For the past several years, Alphabet has struggled with margin headwinds. Namely, traffic acquisition costs have been rapidly rising in the digital ad business due to a shift to mobile engagement.

Also, content acquisition costs for YouTube are going up, as are data center operating costs. It’s also worth noting that hardware businesses tend to have lower margins than software businesses, so continued strength in Alphabet’s hardware business is presumably a negative for the margin profile.

All these headwinds have converged to create persistent margin headaches for Alphabet. Those headaches continued in Q4. Operating margins dropped three points year-over-year to 21%.

That three-point year-over-year drop is fairly consistent with what has been reported over the past several quarters. But, the laps are getting easier. The net result is that operating margins in Q4 were the lowest they’ve been in a long, long time.

This margin compression is diluting profit growth. Revenues rose 23% in Q4. Operating profits rose just 7%. This has become the new norm for Google. A 20%-plus revenue growth rate has consistently trickled into a sub-10% profit growth rate.

Overall, the margin headwinds which have plagued GOOG over the past several quarters, stuck around in the fourth quarter, and significantly diluted profit growth.

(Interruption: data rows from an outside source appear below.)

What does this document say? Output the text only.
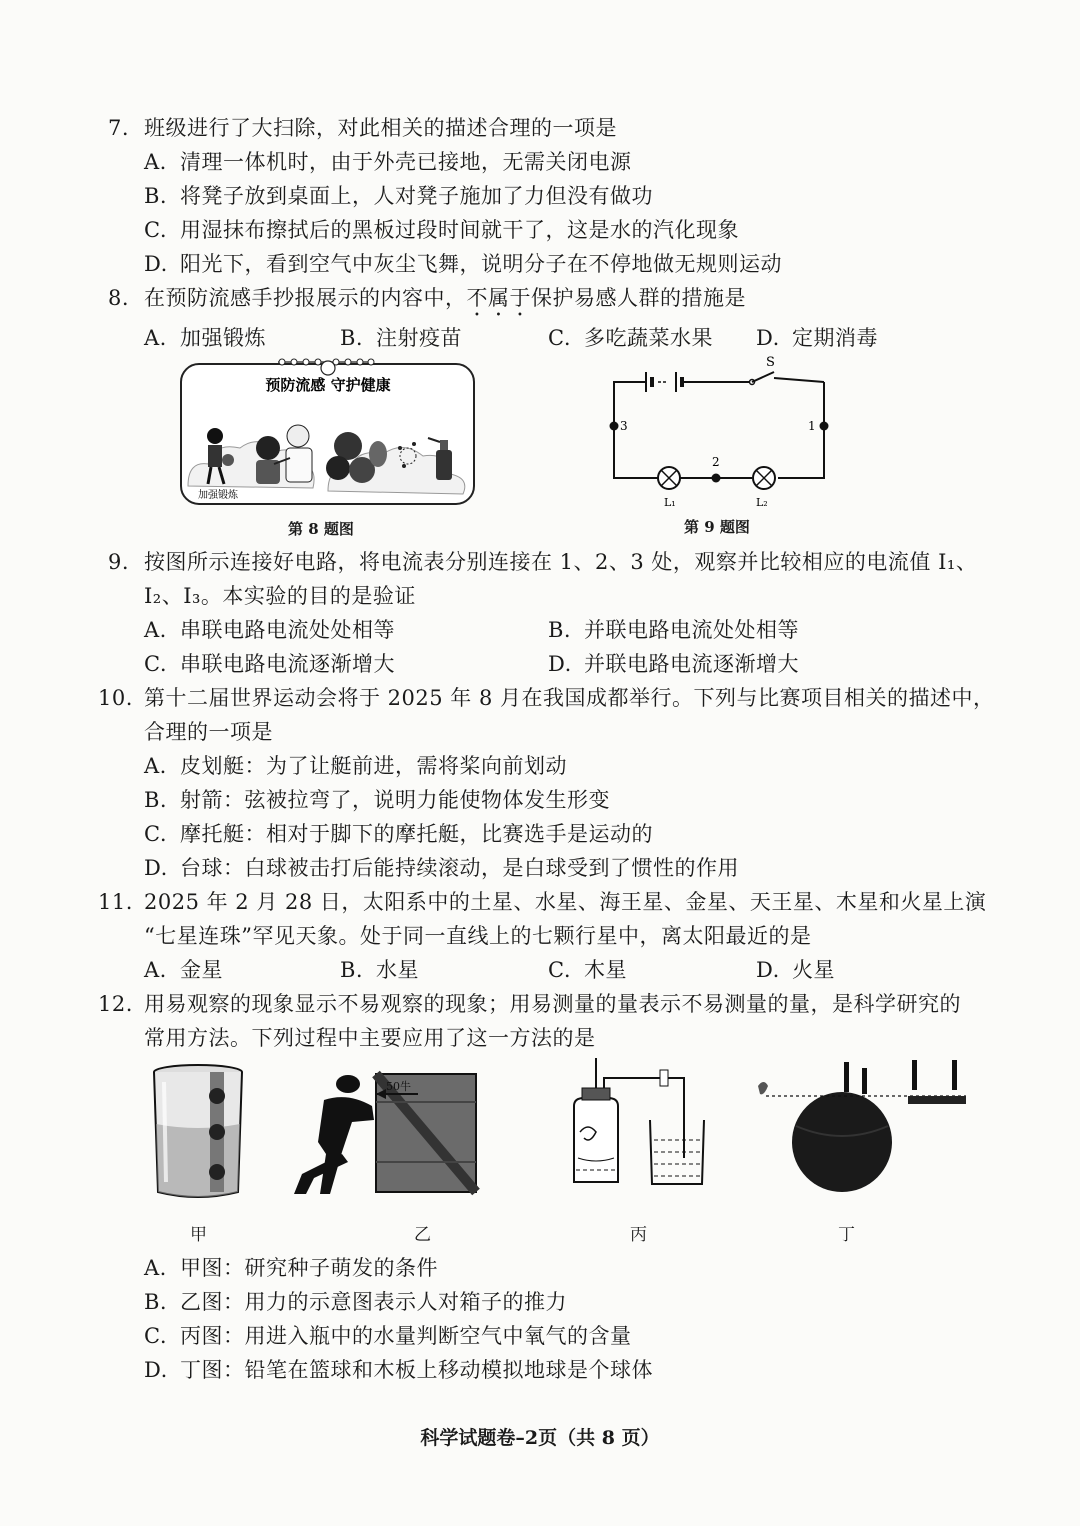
7. 班级进行了大扫除，对此相关的描述合理的一项是
A. 清理一体机时，由于外壳已接地，无需关闭电源
B. 将凳子放到桌面上，人对凳子施加了力但没有做功
C. 用湿抹布擦拭后的黑板过段时间就干了，这是水的汽化现象
D. 阳光下，看到空气中灰尘飞舞，说明分子在不停地做无规则运动
8. 在预防流感手抄报展示的内容中，不属于保护易感人群的措施是
A. 加强锻炼	B. 注射疫苗	C. 多吃蔬菜水果 D. 定期消毒
预防流感 守护健康
加强锻炼
第 8 题图
S
3	1
2
L₁	L₂
第 9 题图
9. 按图所示连接好电路，将电流表分别连接在 1、2、3 处，观察并比较相应的电流值 I₁、
I₂、I₃。本实验的目的是验证
A. 串联电路电流处处相等	B. 并联电路电流处处相等
C. 串联电路电流逐渐增大	D. 并联电路电流逐渐增大
10. 第十二届世界运动会将于 2025 年 8 月在我国成都举行。下列与比赛项目相关的描述中，
合理的一项是
A. 皮划艇：为了让艇前进，需将桨向前划动
B. 射箭：弦被拉弯了，说明力能使物体发生形变
C. 摩托艇：相对于脚下的摩托艇，比赛选手是运动的
D. 台球：白球被击打后能持续滚动，是白球受到了惯性的作用
11. 2025 年 2 月 28 日，太阳系中的土星、水星、海王星、金星、天王星、木星和火星上演
“七星连珠”罕见天象。处于同一直线上的七颗行星中，离太阳最近的是
A. 金星	B. 水星	C. 木星	D. 火星
12. 用易观察的现象显示不易观察的现象；用易测量的量表示不易测量的量，是科学研究的
常用方法。下列过程中主要应用了这一方法的是
50牛
甲	乙	丙	丁
A. 甲图：研究种子萌发的条件
B. 乙图：用力的示意图表示人对箱子的推力
C. 丙图：用进入瓶中的水量判断空气中氧气的含量
D. 丁图：铅笔在篮球和木板上移动模拟地球是个球体
科学试题卷–2页（共 8 页）
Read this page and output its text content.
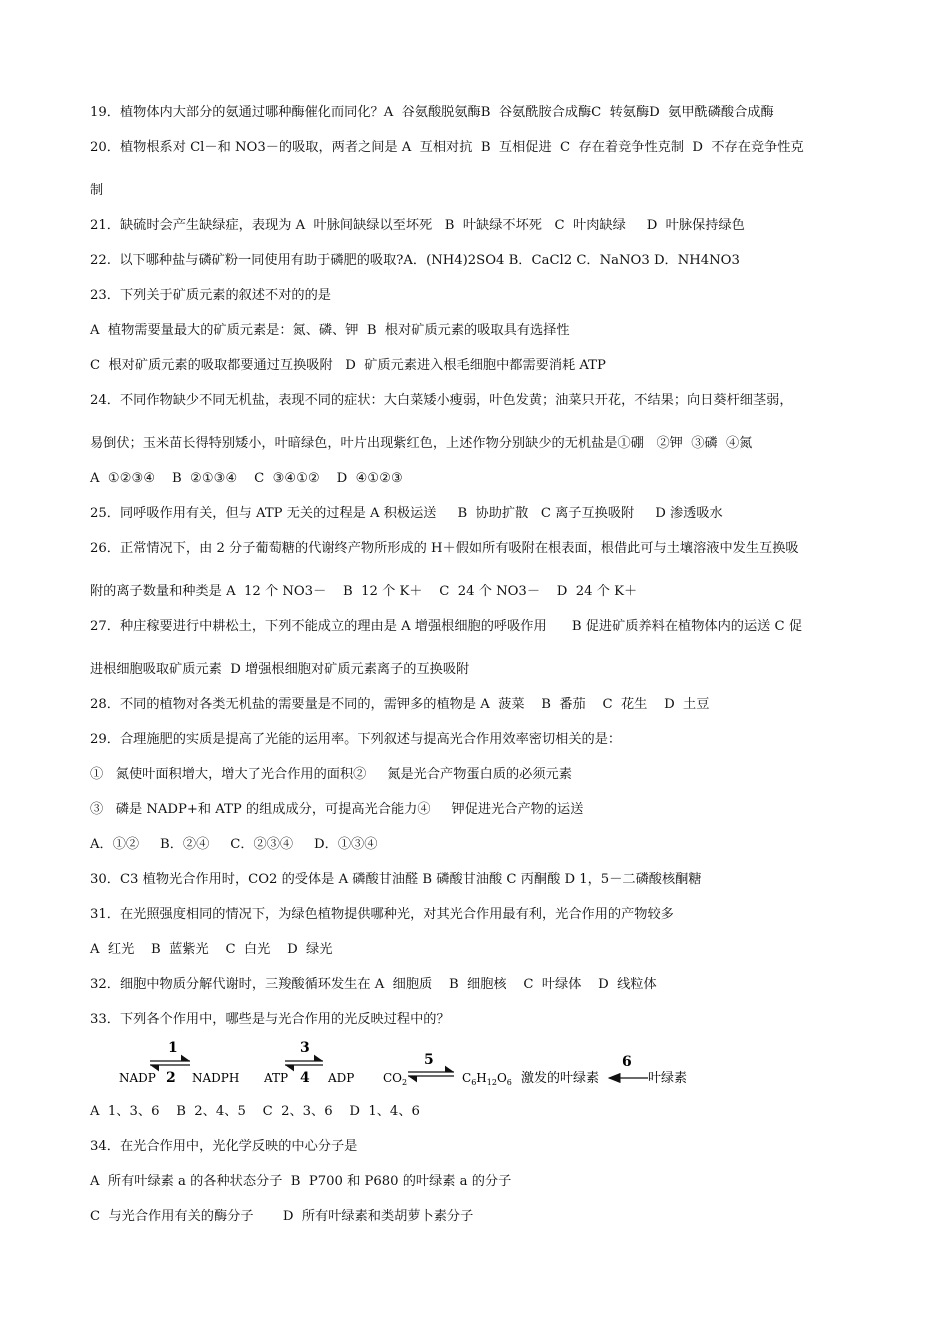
19．植物体内大部分的氨通过哪种酶催化而同化？A  谷氨酸脱氨酶B  谷氨酰胺合成酶C  转氨酶D  氨甲酰磷酸合成酶
20．植物根系对 Cl－和 NO3－的吸取，两者之间是 A  互相对抗  B  互相促进  C  存在着竞争性克制  D  不存在竞争性克
制
21．缺硫时会产生缺绿症，表现为 A  叶脉间缺绿以至坏死   B  叶缺绿不坏死   C  叶肉缺绿     D  叶脉保持绿色
22.  以下哪种盐与磷矿粉一同使用有助于磷肥的吸取?A．(NH4)2SO4 B．CaCl2 C．NaNO3 D．NH4NO3
23．下列关于矿质元素的叙述不对的的是
A  植物需要量最大的矿质元素是：氮、磷、钾  B  根对矿质元素的吸取具有选择性
C  根对矿质元素的吸取都要通过互换吸附   D  矿质元素进入根毛细胞中都需要消耗 ATP
24．不同作物缺少不同无机盐，表现不同的症状：大白菜矮小瘦弱，叶色发黄；油菜只开花，不结果；向日葵杆细茎弱，
易倒伏；玉米苗长得特别矮小，叶暗绿色，叶片出现紫红色，上述作物分别缺少的无机盐是①硼   ②钾  ③磷  ④氮
A  ①②③④    B  ②①③④    C  ③④①②    D  ④①②③
25．同呼吸作用有关，但与 ATP 无关的过程是 A 积极运送     B  协助扩散   C 离子互换吸附     D 渗透吸水
26．正常情况下，由 2 分子葡萄糖的代谢终产物所形成的 H＋假如所有吸附在根表面，根借此可与土壤溶液中发生互换吸
附的离子数量和种类是 A  12 个 NO3－    B  12 个 K＋    C  24 个 NO3－    D  24 个 K＋
27．种庄稼要进行中耕松土，下列不能成立的理由是 A 增强根细胞的呼吸作用      B 促进矿质养料在植物体内的运送 C 促
进根细胞吸取矿质元素  D 增强根细胞对矿质元素离子的互换吸附
28．不同的植物对各类无机盐的需要量是不同的，需钾多的植物是 A  菠菜    B  番茄    C  花生    D  土豆
29．合理施肥的实质是提高了光能的运用率。下列叙述与提高光合作用效率密切相关的是：
①   氮使叶面积增大，增大了光合作用的面积②     氮是光合产物蛋白质的必须元素
③   磷是 NADP+和 ATP 的组成成分，可提高光合能力④     钾促进光合产物的运送
A．①②     B．②④     C．②③④     D．①③④
30．C3 植物光合作用时，CO2 的受体是 A 磷酸甘油醛 B 磷酸甘油酸 C 丙酮酸 D 1，5－二磷酸核酮糖
31．在光照强度相同的情况下，为绿色植物提供哪种光，对其光合作用最有利，光合作用的产物较多
A  红光    B  蓝紫光    C  白光    D  绿光
32．细胞中物质分解代谢时，三羧酸循环发生在 A  细胞质    B  细胞核    C  叶绿体    D  线粒体
33．下列各个作用中，哪些是与光合作用的光反映过程中的？
NADP
1
2 NADPH ATP
3
4 ADP $CO_2$
5
$C_6H_{12}O_6$ 激发的叶绿素
6
叶绿素
A  1、3、6    B  2、4、5    C  2、3、6    D  1、4、6
34．在光合作用中，光化学反映的中心分子是
A  所有叶绿素 a 的各种状态分子  B  P700 和 P680 的叶绿素 a 的分子
C  与光合作用有关的酶分子       D  所有叶绿素和类胡萝卜素分子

The Bottom Line on Google Stock

Alphabet’s Q4 report underscored that this company remains a 20%-plus revenue growth, sub-10% profit growth company. That combination has led to range-bound trading in Google over the past year.

Thus, so long as Alphabet remains a 20%-plus revenue growth, sub-10% profit growth company, GOOG will remain stuck between $1,000 and $1,200.

Long term, it’s only a matter of time before margins rebound, Alphabet turns into a 10-20% profit growth company, and the stock breaks out. The drivers behind Alphabet’s margin headaches (the shift to mobile ads and expanding data center presence) will inevitably pass, and they could pass in 2019.

The shift to mobile is already mostly over, as the TAC rate in the quarter actually dropped slightly year-over-year. Meanwhile, capex growth is expected to slow meaningfully in 2019, and that will likely correlate with a drop in data center opex growth next year.

If TAC and data center opex growth both moderate in 2019, then margins will improve. If margins improve, Alphabet’s sub-10% profit growth rate will move towards 15%. As it does, Google stock will bounce higher.

Thus, it’s only a matter of time before Google stock roars to new highs. It won’t happen now because margins continue to fall. But, those margins could reverse course soon, and when they do, Google will take flight.

As of this writing, Luke Lango was long GOOG.